ORIE 3120
Practical Tools for Operations Research, Machine Learning and Data Science
Spring 2022
Course Description: The practical use of software tools and mathematical methods from operations research, machine learning, statistics and data science. We begin by learning to manipulate data using structured query language (SQL) and visualize it using Tableau and Python. Then, continuing in Python, we learn the use of machine learning and statistical methods include multiple linear regression, classification, logistic regression, clustering, and time-series forecasting. We also learn about causality, how making decisions based on observational data can be dangerous and how to design experiments to avoid these dangers. Finally we learn about stochastic modeling and simulation using all of this data and how it can be used to make decisions. These topics will be presented in the context of business and public sector applications in healthcare, transportation, manufacturing, retail, and e-commerce.
Lecture: WF 9:40am-11:55am starting Jan 24
- During virtual instruction, we will be on Zoom. Zoom meeting ID: 949 9635 3137, Passcode: 3120
- During in-person instruction, we will be in Phillips Hall 101
Instructor: Peter Frazier
Recitation: Recitations meet starting the week of Jan 31.
- During virtual instruction, they will use the same zoom as lecture
- During in-person instruction, they will be in Rhodes 571
Piazza: is where announcements are posted. It also serves as a forum for students to post and answer questions. Piazza should be used to ask logistical questions and conceptual questions.

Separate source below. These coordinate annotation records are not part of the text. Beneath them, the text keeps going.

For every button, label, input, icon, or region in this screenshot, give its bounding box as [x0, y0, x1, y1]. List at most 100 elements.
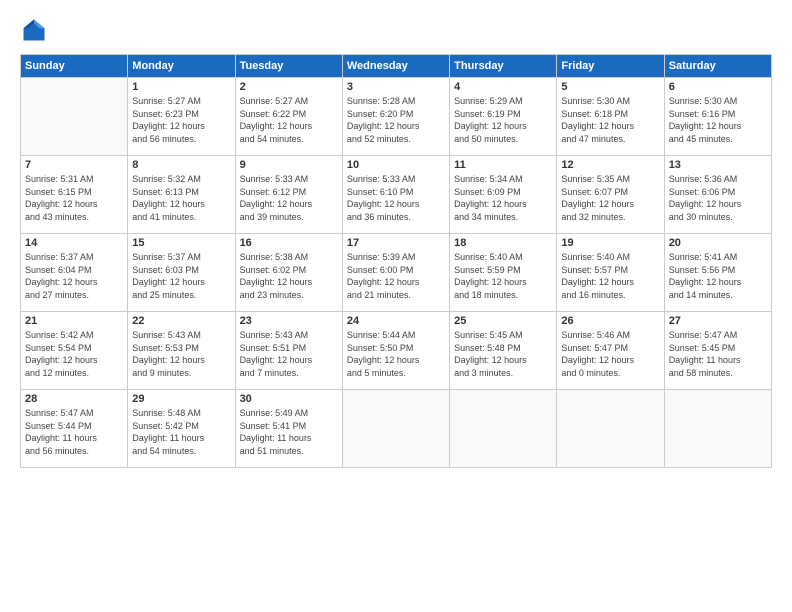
calendar: SundayMondayTuesdayWednesdayThursdayFrid… — [20, 54, 772, 468]
day-number: 7 — [25, 159, 123, 171]
logo-icon — [20, 16, 48, 44]
day-info: Sunrise: 5:27 AM Sunset: 6:22 PM Dayligh… — [240, 95, 338, 145]
day-info: Sunrise: 5:33 AM Sunset: 6:12 PM Dayligh… — [240, 173, 338, 223]
day-info: Sunrise: 5:35 AM Sunset: 6:07 PM Dayligh… — [561, 173, 659, 223]
day-number: 28 — [25, 393, 123, 405]
calendar-cell: 9 Sunrise: 5:33 AM Sunset: 6:12 PM Daylig… — [235, 156, 342, 234]
day-info: Sunrise: 5:32 AM Sunset: 6:13 PM Dayligh… — [132, 173, 230, 223]
day-number: 4 — [454, 81, 552, 93]
calendar-cell — [557, 390, 664, 468]
day-number: 29 — [132, 393, 230, 405]
day-info: Sunrise: 5:30 AM Sunset: 6:18 PM Dayligh… — [561, 95, 659, 145]
day-number: 18 — [454, 237, 552, 249]
day-info: Sunrise: 5:38 AM Sunset: 6:02 PM Dayligh… — [240, 251, 338, 301]
calendar-cell: 1 Sunrise: 5:27 AM Sunset: 6:23 PM Daylig… — [128, 78, 235, 156]
calendar-cell: 28 Sunrise: 5:47 AM Sunset: 5:44 PM Dayli… — [21, 390, 128, 468]
calendar-cell: 2 Sunrise: 5:27 AM Sunset: 6:22 PM Daylig… — [235, 78, 342, 156]
day-number: 27 — [669, 315, 767, 327]
day-info: Sunrise: 5:34 AM Sunset: 6:09 PM Dayligh… — [454, 173, 552, 223]
day-number: 23 — [240, 315, 338, 327]
day-info: Sunrise: 5:39 AM Sunset: 6:00 PM Dayligh… — [347, 251, 445, 301]
day-info: Sunrise: 5:43 AM Sunset: 5:51 PM Dayligh… — [240, 329, 338, 379]
calendar-cell: 13Sunrise: 5:36 AM Sunset: 6:06 PM Dayli… — [664, 156, 771, 234]
day-number: 1 — [132, 81, 230, 93]
day-info: Sunrise: 5:47 AM Sunset: 5:44 PM Dayligh… — [25, 407, 123, 457]
day-info: Sunrise: 5:29 AM Sunset: 6:19 PM Dayligh… — [454, 95, 552, 145]
calendar-cell: 21 Sunrise: 5:42 AM Sunset: 5:54 PM Dayli… — [21, 312, 128, 390]
calendar-cell: 23 Sunrise: 5:43 AM Sunset: 5:51 PM Dayli… — [235, 312, 342, 390]
weekday-header: Saturday — [664, 55, 771, 78]
day-info: Sunrise: 5:40 AM Sunset: 5:57 PM Dayligh… — [561, 251, 659, 301]
calendar-week-row: 21 Sunrise: 5:42 AM Sunset: 5:54 PM Dayli… — [21, 312, 772, 390]
day-info: Sunrise: 5:37 AM Sunset: 6:03 PM Dayligh… — [132, 251, 230, 301]
day-number: 8 — [132, 159, 230, 171]
calendar-cell — [664, 390, 771, 468]
weekday-header: Wednesday — [342, 55, 449, 78]
calendar-week-row: 14Sunrise: 5:37 AM Sunset: 6:04 PM Dayli… — [21, 234, 772, 312]
calendar-cell: 30 Sunrise: 5:49 AM Sunset: 5:41 PM Dayli… — [235, 390, 342, 468]
day-info: Sunrise: 5:40 AM Sunset: 5:59 PM Dayligh… — [454, 251, 552, 301]
day-info: Sunrise: 5:37 AM Sunset: 6:04 PM Dayligh… — [25, 251, 123, 301]
day-info: Sunrise: 5:47 AM Sunset: 5:45 PM Dayligh… — [669, 329, 767, 379]
day-number: 22 — [132, 315, 230, 327]
calendar-cell: 3 Sunrise: 5:28 AM Sunset: 6:20 PM Daylig… — [342, 78, 449, 156]
calendar-cell: 4 Sunrise: 5:29 AM Sunset: 6:19 PM Daylig… — [450, 78, 557, 156]
calendar-cell: 11 Sunrise: 5:34 AM Sunset: 6:09 PM Dayli… — [450, 156, 557, 234]
weekday-header: Monday — [128, 55, 235, 78]
calendar-cell: 17 Sunrise: 5:39 AM Sunset: 6:00 PM Dayli… — [342, 234, 449, 312]
calendar-cell: 10 Sunrise: 5:33 AM Sunset: 6:10 PM Dayli… — [342, 156, 449, 234]
day-info: Sunrise: 5:44 AM Sunset: 5:50 PM Dayligh… — [347, 329, 445, 379]
calendar-week-row: 1 Sunrise: 5:27 AM Sunset: 6:23 PM Daylig… — [21, 78, 772, 156]
calendar-cell: 19 Sunrise: 5:40 AM Sunset: 5:57 PM Dayli… — [557, 234, 664, 312]
day-info: Sunrise: 5:41 AM Sunset: 5:56 PM Dayligh… — [669, 251, 767, 301]
day-info: Sunrise: 5:49 AM Sunset: 5:41 PM Dayligh… — [240, 407, 338, 457]
day-number: 21 — [25, 315, 123, 327]
day-info: Sunrise: 5:48 AM Sunset: 5:42 PM Dayligh… — [132, 407, 230, 457]
weekday-header: Friday — [557, 55, 664, 78]
weekday-header: Sunday — [21, 55, 128, 78]
day-info: Sunrise: 5:28 AM Sunset: 6:20 PM Dayligh… — [347, 95, 445, 145]
calendar-cell: 5 Sunrise: 5:30 AM Sunset: 6:18 PM Daylig… — [557, 78, 664, 156]
calendar-cell: 20 Sunrise: 5:41 AM Sunset: 5:56 PM Dayli… — [664, 234, 771, 312]
day-number: 24 — [347, 315, 445, 327]
day-number: 10 — [347, 159, 445, 171]
day-number: 17 — [347, 237, 445, 249]
day-number: 12 — [561, 159, 659, 171]
logo — [20, 16, 52, 44]
calendar-cell: 16Sunrise: 5:38 AM Sunset: 6:02 PM Dayli… — [235, 234, 342, 312]
day-info: Sunrise: 5:42 AM Sunset: 5:54 PM Dayligh… — [25, 329, 123, 379]
calendar-cell: 12 Sunrise: 5:35 AM Sunset: 6:07 PM Dayli… — [557, 156, 664, 234]
day-number: 13 — [669, 159, 767, 171]
calendar-cell: 18 Sunrise: 5:40 AM Sunset: 5:59 PM Dayli… — [450, 234, 557, 312]
calendar-cell — [342, 390, 449, 468]
day-info: Sunrise: 5:46 AM Sunset: 5:47 PM Dayligh… — [561, 329, 659, 379]
calendar-week-row: 28 Sunrise: 5:47 AM Sunset: 5:44 PM Dayli… — [21, 390, 772, 468]
day-number: 19 — [561, 237, 659, 249]
day-number: 5 — [561, 81, 659, 93]
day-number: 25 — [454, 315, 552, 327]
weekday-header: Thursday — [450, 55, 557, 78]
day-number: 3 — [347, 81, 445, 93]
day-number: 15 — [132, 237, 230, 249]
day-info: Sunrise: 5:45 AM Sunset: 5:48 PM Dayligh… — [454, 329, 552, 379]
day-number: 9 — [240, 159, 338, 171]
calendar-cell: 24 Sunrise: 5:44 AM Sunset: 5:50 PM Dayli… — [342, 312, 449, 390]
day-info: Sunrise: 5:30 AM Sunset: 6:16 PM Dayligh… — [669, 95, 767, 145]
calendar-cell: 8 Sunrise: 5:32 AM Sunset: 6:13 PM Daylig… — [128, 156, 235, 234]
day-info: Sunrise: 5:43 AM Sunset: 5:53 PM Dayligh… — [132, 329, 230, 379]
calendar-cell: 26Sunrise: 5:46 AM Sunset: 5:47 PM Dayli… — [557, 312, 664, 390]
weekday-header-row: SundayMondayTuesdayWednesdayThursdayFrid… — [21, 55, 772, 78]
day-info: Sunrise: 5:27 AM Sunset: 6:23 PM Dayligh… — [132, 95, 230, 145]
day-number: 2 — [240, 81, 338, 93]
calendar-cell — [450, 390, 557, 468]
day-number: 11 — [454, 159, 552, 171]
calendar-week-row: 7Sunrise: 5:31 AM Sunset: 6:15 PM Daylig… — [21, 156, 772, 234]
day-number: 20 — [669, 237, 767, 249]
day-number: 30 — [240, 393, 338, 405]
calendar-cell: 27 Sunrise: 5:47 AM Sunset: 5:45 PM Dayli… — [664, 312, 771, 390]
calendar-cell: 14Sunrise: 5:37 AM Sunset: 6:04 PM Dayli… — [21, 234, 128, 312]
calendar-cell: 22 Sunrise: 5:43 AM Sunset: 5:53 PM Dayli… — [128, 312, 235, 390]
calendar-cell: 25 Sunrise: 5:45 AM Sunset: 5:48 PM Dayli… — [450, 312, 557, 390]
day-info: Sunrise: 5:33 AM Sunset: 6:10 PM Dayligh… — [347, 173, 445, 223]
calendar-cell: 29 Sunrise: 5:48 AM Sunset: 5:42 PM Dayli… — [128, 390, 235, 468]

You can enroll for piazza here.
ENGRC 3120: ENGRC 3120 is a companion course that focuses on the communication aspects of the material we teach in ORIE 3120. It will be particularly helpful when we tackle the project, in the second half of the course. We recommend it for students in ORIE 3120 who are interested in communication for its own sake, want to have extra help with clear communication in the project, want to interview well and be effective in an internship or a job, and/or need to satisfy their technical writing requirement.
Office Hours: Office hours are the right venue for detailed help with installation issues or debugging. Office hours times and locations will be posted on the course calendar.

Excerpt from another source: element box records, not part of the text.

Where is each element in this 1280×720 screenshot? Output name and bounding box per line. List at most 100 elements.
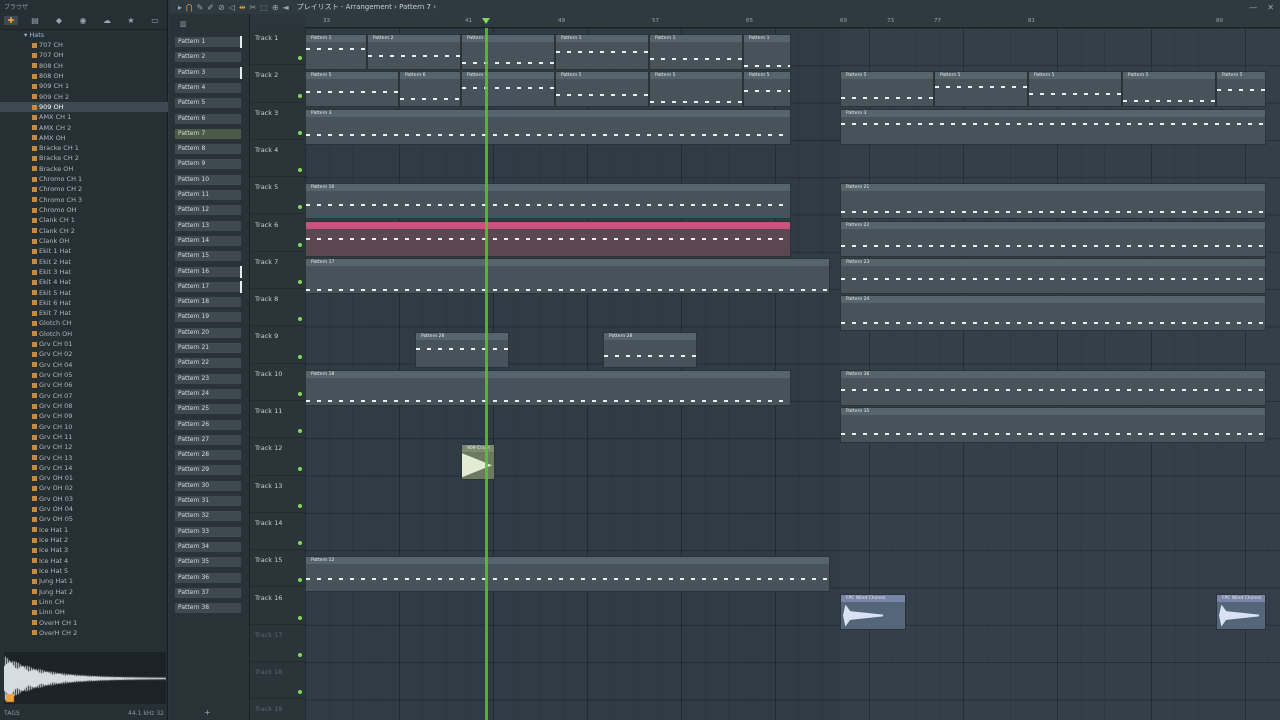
browser-file-item[interactable]: OverH CH 2: [0, 628, 168, 638]
track-active-led[interactable]: [298, 615, 302, 620]
pattern-item[interactable]: Pattern 25: [174, 403, 242, 416]
track-active-led[interactable]: [298, 242, 302, 247]
pattern-item[interactable]: Pattern 20: [174, 326, 242, 339]
browser-file-item[interactable]: Chromo CH 3: [0, 195, 168, 205]
browser-file-item[interactable]: Ice Hat 2: [0, 535, 168, 545]
pattern-item[interactable]: Pattern 8: [174, 143, 242, 156]
playlist-clip[interactable]: Pattern 5: [461, 71, 555, 108]
pattern-item[interactable]: Pattern 30: [174, 479, 242, 492]
pattern-item[interactable]: Pattern 24: [174, 387, 242, 400]
pattern-item[interactable]: Pattern 32: [174, 510, 242, 523]
browser-file-item[interactable]: Grv CH 09: [0, 411, 168, 421]
pattern-item[interactable]: Pattern 2: [174, 51, 242, 64]
playlist-clip[interactable]: Pattern 17: [305, 257, 830, 294]
browser-file-item[interactable]: Grv OH 01: [0, 473, 168, 483]
pattern-item[interactable]: Pattern 33: [174, 525, 242, 538]
playlist-clip[interactable]: Pattern 1: [555, 34, 649, 70]
track-header[interactable]: Track 11: [250, 401, 305, 439]
track-header[interactable]: Track 5: [250, 177, 305, 215]
browser-file-item[interactable]: AMX CH 2: [0, 123, 168, 133]
track-header[interactable]: Track 4: [250, 140, 305, 178]
browser-file-item[interactable]: Ekit 3 Hat: [0, 267, 168, 277]
browser-file-item[interactable]: Jung Hat 1: [0, 576, 168, 586]
plugins-icon[interactable]: ◉: [76, 16, 90, 25]
browser-file-item[interactable]: Grv CH 05: [0, 370, 168, 380]
playlist-clip[interactable]: Pattern 1: [461, 34, 555, 70]
track-active-led[interactable]: [298, 541, 302, 546]
pattern-item[interactable]: Pattern 28: [174, 449, 242, 462]
playlist-clip[interactable]: Pattern 5: [840, 71, 934, 108]
track-header[interactable]: Track 10: [250, 364, 305, 401]
picker-view-icon[interactable]: ▥: [180, 20, 187, 28]
playlist-clip[interactable]: Pattern 24: [840, 295, 1266, 332]
browser-file-item[interactable]: Glotch CH: [0, 318, 168, 328]
browser-file-item[interactable]: Clank CH 2: [0, 226, 168, 236]
browser-file-item[interactable]: Grv OH 05: [0, 514, 168, 524]
pattern-item[interactable]: Pattern 36: [174, 571, 242, 584]
browser-file-item[interactable]: Ice Hat 4: [0, 556, 168, 566]
playlist-grid[interactable]: Pattern 1 Pattern 2 Pattern 1 Pattern 1 Patt…: [305, 28, 1280, 720]
playlist-clip[interactable]: Pattern 28: [415, 332, 509, 369]
pattern-item[interactable]: Pattern 1: [174, 36, 242, 48]
track-header[interactable]: Track 13: [250, 476, 305, 513]
track-active-led[interactable]: [298, 205, 302, 210]
pattern-item[interactable]: Pattern 12: [174, 204, 242, 217]
timeline-ruler[interactable]: 33 41 49 57 65 69 73 77 81 89: [305, 14, 1280, 28]
playlist-clip[interactable]: Pattern 5: [1028, 71, 1122, 108]
track-header[interactable]: Track 16: [250, 588, 305, 625]
pattern-item[interactable]: Pattern 22: [174, 357, 242, 370]
browser-file-item[interactable]: Grv CH 14: [0, 463, 168, 473]
track-active-led[interactable]: [298, 130, 302, 135]
pattern-item[interactable]: Pattern 11: [174, 189, 242, 201]
playlist-clip[interactable]: Pattern 36: [840, 369, 1266, 406]
browser-file-item[interactable]: Ekit 2 Hat: [0, 257, 168, 267]
current-project-icon[interactable]: ▤: [28, 16, 42, 25]
track-header[interactable]: Track 12: [250, 438, 305, 476]
track-header[interactable]: Track 18: [250, 662, 305, 700]
browser-tree[interactable]: ▾ Hats 707 CH 707 OH 808 CH 808 OH 909 CH 19…: [0, 30, 168, 650]
playlist-clip[interactable]: Pattern 12: [305, 556, 830, 593]
playhead-line[interactable]: [485, 28, 488, 720]
playlist-clip[interactable]: FPC Wind Chimes: [840, 593, 906, 630]
track-header[interactable]: Track 15: [250, 550, 305, 588]
browser-file-item[interactable]: Grv CH 12: [0, 442, 168, 452]
track-active-led[interactable]: [298, 466, 302, 471]
playlist-clip[interactable]: Pattern 1: [305, 34, 367, 70]
playlist-clip[interactable]: Pattern 28: [603, 332, 697, 369]
browser-file-item[interactable]: Linn OH: [0, 607, 168, 617]
playlist-clip[interactable]: Pattern 3: [305, 108, 791, 145]
track-header[interactable]: Track 7: [250, 252, 305, 290]
pattern-item[interactable]: Pattern 4: [174, 81, 242, 94]
playlist-clip[interactable]: [305, 220, 791, 257]
pattern-item[interactable]: Pattern 14: [174, 234, 242, 247]
track-header[interactable]: Track 8: [250, 289, 305, 327]
playlist-clip[interactable]: Pattern 22: [840, 220, 1266, 257]
favorites-icon[interactable]: ★: [124, 16, 138, 25]
browser-file-item[interactable]: Grv CH 08: [0, 401, 168, 411]
pattern-item[interactable]: Pattern 3: [174, 66, 242, 79]
browser-file-item[interactable]: Clank OH: [0, 236, 168, 246]
playlist-clip[interactable]: Pattern 23: [840, 257, 1266, 294]
select-icon[interactable]: ⬚: [260, 3, 268, 12]
browser-file-item[interactable]: Ekit 5 Hat: [0, 288, 168, 298]
playlist-clip[interactable]: Pattern 1: [743, 34, 791, 70]
track-header[interactable]: Track 9: [250, 326, 305, 364]
browser-file-item[interactable]: Clank CH 1: [0, 215, 168, 225]
browser-file-item[interactable]: Ice Hat 1: [0, 525, 168, 535]
pattern-item[interactable]: Pattern 31: [174, 495, 242, 507]
track-active-led[interactable]: [298, 56, 302, 61]
browser-file-item[interactable]: Ekit 4 Hat: [0, 277, 168, 287]
track-header[interactable]: Track 1: [250, 28, 305, 66]
all-files-icon[interactable]: ✚: [4, 16, 18, 25]
browser-file-item[interactable]: Grv OH 04: [0, 504, 168, 514]
browser-file-item[interactable]: 909 CH 2: [0, 92, 168, 102]
pattern-item[interactable]: Pattern 5: [174, 97, 242, 110]
playlist-clip[interactable]: Pattern 5: [743, 71, 791, 108]
browser-file-item[interactable]: Grv CH 01: [0, 339, 168, 349]
track-active-led[interactable]: [298, 317, 302, 322]
track-header[interactable]: Track 17: [250, 625, 305, 663]
browser-file-item[interactable]: AMX CH 1: [0, 112, 168, 122]
browser-file-item[interactable]: Bracke CH 2: [0, 153, 168, 163]
browser-file-item[interactable]: Chromo OH: [0, 205, 168, 215]
track-active-led[interactable]: [298, 429, 302, 434]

Gradescope: is where you will submit assignments and receive grades.
In-class questions: We will use polleverywhere, PollEv.com/orie3120, for in-class questions. To get credit, answer during lecture. During the virtual instruction period, if you are in a time zone where lecture overlaps with hours between 10:30pm and 8am, make a private post on piazza within 24 of the lecture with your location and answers to the poll to get credit.
Acknowledgment
This course has been built over several years by many dedicated teachers. The present instructor gratefully acknowledges Madeleine Udell, Frans Schalekamp, Peter Jackson, David Ruppert, John Callister and Michael Clarkson for their contributions to this course.